Steve Jenkins Remarks
Thank you, AAAS and Subaru, for awarding this honor and for bringing me to Austin. One of the best parts of these events is getting to spend time with other authors and to hear about how and why they do what they do. And it’s great to be able to talk to my audience—the children—and hear what they have to say about my books.
My first career was as a graphic designer. My wife, Robin Page, and I had our own design office for many years, and we worked on corporate design projects before we began writing and illustrating children’s books. Even before that, when I was in secondary school, I was sure I’d become a scientist. I took a different route, but making nonfiction books about the natural world has reconnected me to my early fascination with science.

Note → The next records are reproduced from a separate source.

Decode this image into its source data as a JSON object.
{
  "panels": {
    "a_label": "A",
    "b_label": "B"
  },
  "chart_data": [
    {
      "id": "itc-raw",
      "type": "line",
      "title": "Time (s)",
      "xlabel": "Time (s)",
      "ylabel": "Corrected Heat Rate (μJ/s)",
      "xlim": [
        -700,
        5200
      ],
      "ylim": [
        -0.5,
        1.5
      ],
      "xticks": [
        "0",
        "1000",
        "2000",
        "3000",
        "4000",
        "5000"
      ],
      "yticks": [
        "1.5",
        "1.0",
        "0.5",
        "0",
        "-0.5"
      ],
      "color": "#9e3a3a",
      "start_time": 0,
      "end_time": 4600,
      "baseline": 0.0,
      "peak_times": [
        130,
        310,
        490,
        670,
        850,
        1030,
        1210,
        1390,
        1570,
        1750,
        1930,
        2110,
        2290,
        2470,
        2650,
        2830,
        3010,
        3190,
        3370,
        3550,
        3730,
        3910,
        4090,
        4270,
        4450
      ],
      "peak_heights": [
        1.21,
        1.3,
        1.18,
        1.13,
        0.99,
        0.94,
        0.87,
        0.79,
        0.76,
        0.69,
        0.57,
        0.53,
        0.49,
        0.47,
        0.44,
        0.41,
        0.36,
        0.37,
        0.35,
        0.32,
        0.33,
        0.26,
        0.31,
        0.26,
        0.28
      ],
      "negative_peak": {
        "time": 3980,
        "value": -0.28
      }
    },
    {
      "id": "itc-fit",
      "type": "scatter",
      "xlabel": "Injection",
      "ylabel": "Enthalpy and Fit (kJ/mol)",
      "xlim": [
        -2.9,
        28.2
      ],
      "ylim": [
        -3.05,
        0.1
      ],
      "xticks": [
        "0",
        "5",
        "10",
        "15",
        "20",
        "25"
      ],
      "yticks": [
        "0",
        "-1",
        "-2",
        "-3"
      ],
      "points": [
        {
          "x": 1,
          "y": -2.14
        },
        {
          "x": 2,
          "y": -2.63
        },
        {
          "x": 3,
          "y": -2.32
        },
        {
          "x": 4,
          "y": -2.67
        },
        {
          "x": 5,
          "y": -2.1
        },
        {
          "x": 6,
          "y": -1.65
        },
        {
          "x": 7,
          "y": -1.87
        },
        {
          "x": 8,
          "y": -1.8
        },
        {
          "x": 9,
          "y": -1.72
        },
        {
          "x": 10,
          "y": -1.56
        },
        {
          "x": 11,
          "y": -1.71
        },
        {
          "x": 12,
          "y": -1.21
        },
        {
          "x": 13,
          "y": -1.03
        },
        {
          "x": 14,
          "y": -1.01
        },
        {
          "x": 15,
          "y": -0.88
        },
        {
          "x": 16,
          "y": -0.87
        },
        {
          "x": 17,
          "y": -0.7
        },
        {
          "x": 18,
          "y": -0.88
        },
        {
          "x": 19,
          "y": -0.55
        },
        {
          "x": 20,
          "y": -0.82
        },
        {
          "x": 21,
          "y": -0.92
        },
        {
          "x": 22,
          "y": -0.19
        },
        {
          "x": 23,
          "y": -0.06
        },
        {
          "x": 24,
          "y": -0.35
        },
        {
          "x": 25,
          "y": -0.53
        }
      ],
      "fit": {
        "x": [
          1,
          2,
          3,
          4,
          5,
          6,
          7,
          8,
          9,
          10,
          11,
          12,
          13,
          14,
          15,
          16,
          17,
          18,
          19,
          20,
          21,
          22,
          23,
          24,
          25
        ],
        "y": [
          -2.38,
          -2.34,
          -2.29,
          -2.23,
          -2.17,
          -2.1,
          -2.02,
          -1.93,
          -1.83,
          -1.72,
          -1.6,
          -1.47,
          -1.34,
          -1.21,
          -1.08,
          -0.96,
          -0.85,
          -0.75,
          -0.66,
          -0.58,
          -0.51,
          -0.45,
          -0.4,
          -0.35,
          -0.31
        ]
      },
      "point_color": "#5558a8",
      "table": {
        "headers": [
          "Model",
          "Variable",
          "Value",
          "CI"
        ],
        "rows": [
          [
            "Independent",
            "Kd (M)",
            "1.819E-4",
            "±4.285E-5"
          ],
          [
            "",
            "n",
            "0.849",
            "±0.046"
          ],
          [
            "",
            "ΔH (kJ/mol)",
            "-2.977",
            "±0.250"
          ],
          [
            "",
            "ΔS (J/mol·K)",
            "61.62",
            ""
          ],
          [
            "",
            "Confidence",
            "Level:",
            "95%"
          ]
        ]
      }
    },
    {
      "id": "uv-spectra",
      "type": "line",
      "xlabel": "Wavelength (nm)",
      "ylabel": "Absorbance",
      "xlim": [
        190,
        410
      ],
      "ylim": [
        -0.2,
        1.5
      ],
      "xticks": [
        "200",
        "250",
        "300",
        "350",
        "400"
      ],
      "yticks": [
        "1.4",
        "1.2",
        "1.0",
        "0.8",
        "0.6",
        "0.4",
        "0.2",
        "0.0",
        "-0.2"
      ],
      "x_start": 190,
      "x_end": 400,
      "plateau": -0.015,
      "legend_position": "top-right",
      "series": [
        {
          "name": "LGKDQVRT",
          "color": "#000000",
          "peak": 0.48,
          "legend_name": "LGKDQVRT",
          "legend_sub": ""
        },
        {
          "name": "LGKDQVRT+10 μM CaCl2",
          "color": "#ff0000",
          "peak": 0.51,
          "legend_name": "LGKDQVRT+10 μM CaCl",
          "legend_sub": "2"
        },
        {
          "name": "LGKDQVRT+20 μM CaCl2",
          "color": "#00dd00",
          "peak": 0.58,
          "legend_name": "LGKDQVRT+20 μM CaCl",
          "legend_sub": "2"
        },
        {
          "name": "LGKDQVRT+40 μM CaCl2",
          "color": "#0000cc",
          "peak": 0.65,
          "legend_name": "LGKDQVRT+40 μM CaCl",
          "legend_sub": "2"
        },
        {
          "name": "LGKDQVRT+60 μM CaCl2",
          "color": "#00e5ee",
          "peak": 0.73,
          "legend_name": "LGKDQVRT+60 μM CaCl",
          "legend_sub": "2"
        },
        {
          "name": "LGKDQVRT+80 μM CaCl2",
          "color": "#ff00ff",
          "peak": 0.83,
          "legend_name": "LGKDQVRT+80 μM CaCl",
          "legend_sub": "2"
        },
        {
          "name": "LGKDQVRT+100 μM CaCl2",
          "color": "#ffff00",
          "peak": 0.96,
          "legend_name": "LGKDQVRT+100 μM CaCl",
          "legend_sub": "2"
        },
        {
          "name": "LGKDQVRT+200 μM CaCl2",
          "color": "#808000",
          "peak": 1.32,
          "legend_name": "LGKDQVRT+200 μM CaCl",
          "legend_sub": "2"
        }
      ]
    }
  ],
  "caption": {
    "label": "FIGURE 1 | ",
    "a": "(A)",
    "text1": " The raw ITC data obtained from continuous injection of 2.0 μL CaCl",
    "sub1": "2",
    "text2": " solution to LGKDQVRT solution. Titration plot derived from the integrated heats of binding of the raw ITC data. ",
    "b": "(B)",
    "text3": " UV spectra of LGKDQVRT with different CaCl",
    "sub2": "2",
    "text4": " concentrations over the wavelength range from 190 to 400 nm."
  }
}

Recently, I’ve become interested in information graphics. You’ve probably noticed that they are having a moment in our culture and media. It's inspired, I’m sure, by the availability and ease of use of sophisticated graphics programs. Watching my own children and their friends play computer games, I was struck by how easily they read and navigated complex screens with multiple levels of information: maps, 3-D diagrams, gauges and meters showing time elapsed, lifespan, energy, supplies, and so on. It occurred to me that many kids can understand much more sophisticated visual information than we non-native digital authors and illustrators have been offering them. And I realized that the ability to read and decode information presented graphically has become an important form of literacy for children (and adults).
I’ve included a few pages of information graphics in other books, but Animals by the Numbers is my first attempt at making an entire book based on the concept.
To have it validated in such a significant forum is deeply gratifying.